Construction, expression and functional characterization of Single-Chain Variable Fragment (ScFv) against human plasminogen
Mahboobeh Saifi Abolhassan Department of Biochemistry School of Biological Science,
Tarbiat Modares University Tehran, Iran
Abstract:
Circulatory disorders such as ischemic stroke, pulmonary embolism, deep-vein thrombosis and myocardial infarction are increasingly leading to mortality in modern societies worldwide. Thus, over the past decade, fibrinolysis therapy has revolutionized the treatment of these circulatory disorders. Important mechanism in the initiation and propagation of local fibrinolytic activity is the activation of plasminogen to plasmin. We have been able to characterize a monoclonal antibody (mAb A1D12) that enhances the activation of plasminogen 3-50-fold in the presence of plasminogen activators.
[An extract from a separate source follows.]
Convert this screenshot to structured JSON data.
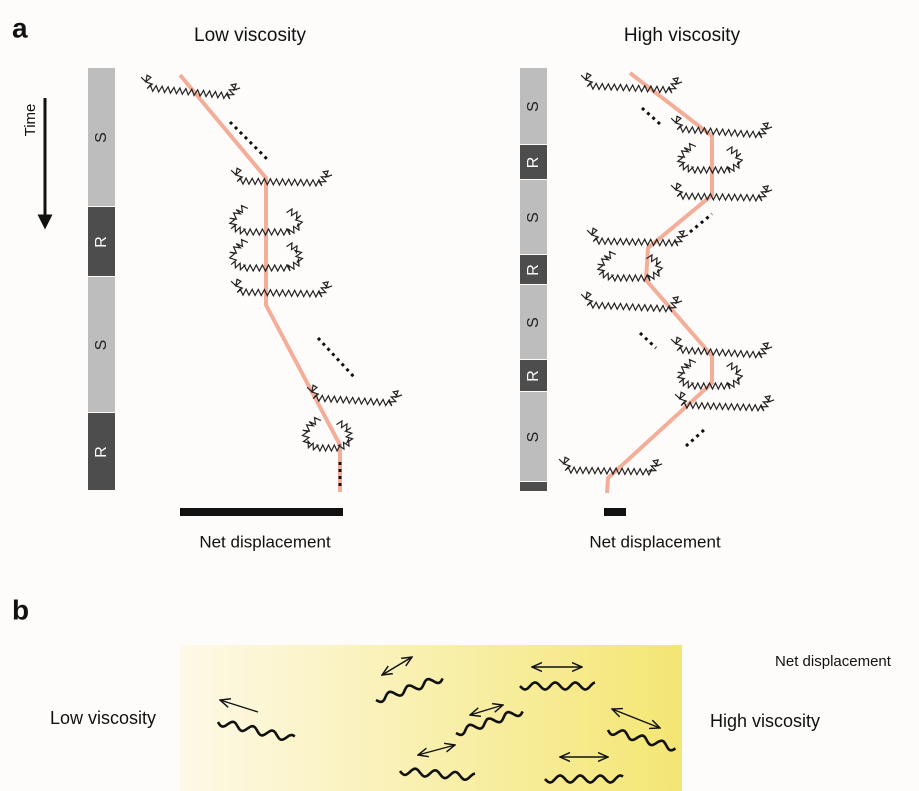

Total RNA was isolated from the hybridoma cell line (A1D12) and was used as a template to make the first strand of cDNA. Based on the FR1 (framework region 1) and FR4 conserved regions of A1D12 gene, the variable regions of heavy chain (VH) and light chain (VL) were amplified and were connected to a single chain Fv (scFv) by SOE-PCR (splice overlap extension PCR). The DNA fragments containing sequences encoding VL- linker- VH were cloned into a bacterial pET26b (+) expression vector. An active form of a single-chain antibody (scFv) was successfully produced in Escherichia coli. The size of VH, VL and ScFv DNAs were about 340 bp, 320 bp and 750 bp respectively.Following transformation of Escherichia coli cells, a recombinant ScFv protein was successfully expressed in the periplasmic space. The purity of the scFv protein was confirmed by sodium dodecyl sulfate polyacrylamide gel electrophoresis (SDS-PAGE) as a 33 kDa homogenous single band. The plasminogen binding ability of the scFv was determined by an ELISA assay. The immunological properties of scFv were identical to those of the parental murine MAb, specifically in recognition of the human plasminogen. The fibrinolytic activity of the protein was determined to be similar to the parent monoclonal antibody which highlights its potential for fibrinolysis therapy.